Thursday, 13 June 2013
Scots Aroond Us
The Blether Region spotted this poster for a play at Belfast's Lyric Theatre while out and about this afternoon.
The word weein (more usually spelt wean) of course derives from wee ane or "little one" and originates in Central Scots. Originally disyllablic, the word, according to the DSL, has not completely coalesced to form a monophthong in Perthshire, Angus and Northern Scots, where it may still be viewed as two distinct elements (in today's Central Belt, wean exists alongside wee yin and wee one).
Ulster may be a little different, in that the region has "vowel breaking" whereby a monophthong becomes a diphthong. Thus many Northern Ireland people would pronounce the second element in "Sinn Féin" disyllabically despite its being a monophtong in Irish (the second element in the digraph actually indicates only a palatal consonant).
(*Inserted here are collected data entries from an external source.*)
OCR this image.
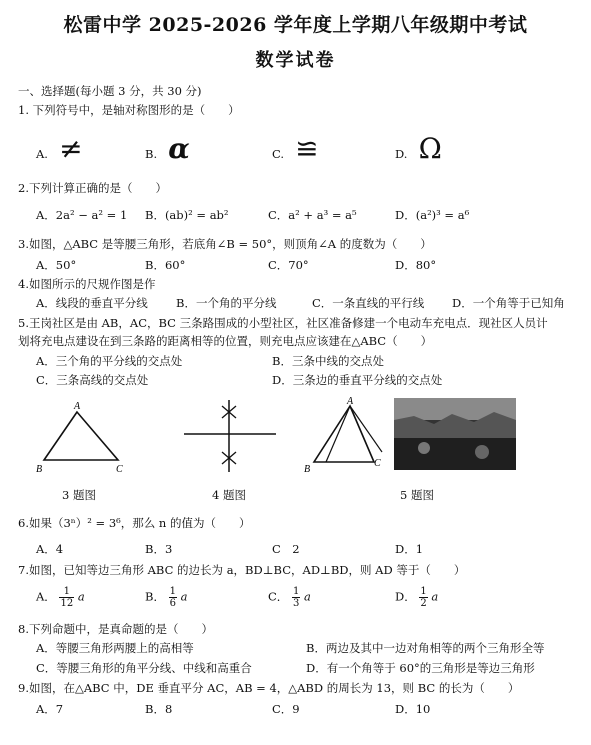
松雷中学 2025-2026 学年度上学期八年级期中考试
数学试卷
一、选择题(每小题 3 分，共 30 分)
1. 下列符号中，是轴对称图形的是（　　）
A. ≠	B. α	C. ≌	D. Ω
2.下列计算正确的是（　　）
A．2a² − a² = 1 B．(ab)² = ab²	C．a² + a³ = a⁵	D．(a²)³ = a⁶
3.如图，△ABC 是等腰三角形，若底角∠B = 50°，则顶角∠A 的度数为（　　）
A．50°	B．60°	C．70°	D．80°
4.如图所示的尺规作图是作
A．线段的垂直平分线 B．一个角的平分线	C．一条直线的平行线 D．一个角等于已知角
5.王岗社区是由 AB，AC，BC 三条路围成的小型社区，社区准备修建一个电动车充电点．现社区人员计
划将充电点建设在到三条路的距离相等的位置，则充电点应该建在△ABC（　　）
A．三个角的平分线的交点处	B．三条中线的交点处
C．三条高线的交点处	D．三条边的垂直平分线的交点处
A
B	C
A
B
C
3 题图	4 题图	5 题图
6.如果（3ⁿ）² = 3⁶，那么 n 的值为（　　）
A．4	B．3	C　2	D．1
7.如图，已知等边三角形 ABC 的边长为 a，BD⊥BC，AD⊥BD，则 AD 等于（　　）
A． $\frac{1}{12}$ a	B． $\frac{1}{6}$ a	C． $\frac{1}{3}$ a	D． $\frac{1}{2}$ a
8.下列命题中，是真命题的是（　　）
A．等腰三角形两腰上的高相等	B．两边及其中一边对角相等的两个三角形全等
C．等腰三角形的角平分线、中线和高重合	D．有一个角等于 60°的三角形是等边三角形
9.如图，在△ABC 中，DE 垂直平分 AC，AB = 4，△ABD 的周长为 13，则 BC 的长为（　　）
A．7	B．8	C．9	D．10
Wee itself may be used rather differently in Ulster from how it is used in Scotland. Rather than describing physical size or the lack thereof, it often appears as a mitigator to indicate politeness: "Take a wee seat"; "You all right for a wee ticket?"; "Can I see your wee number?". On the other hand, constructions such as "It's a bit wee" would be rare. It also forms a stressed element in new compounds such as wee-girl, weefla (wee + fallae) and weetchil (wee + chield) — which, as far as the Blether Region can make out, have not yet made it into the DSL, although the last two are in the Concise Ulster Dictionary. The words' origin may lie in the fact that, although adjectives more usually follow the noun in Irish, on those occasions where they precede it, they are stressed.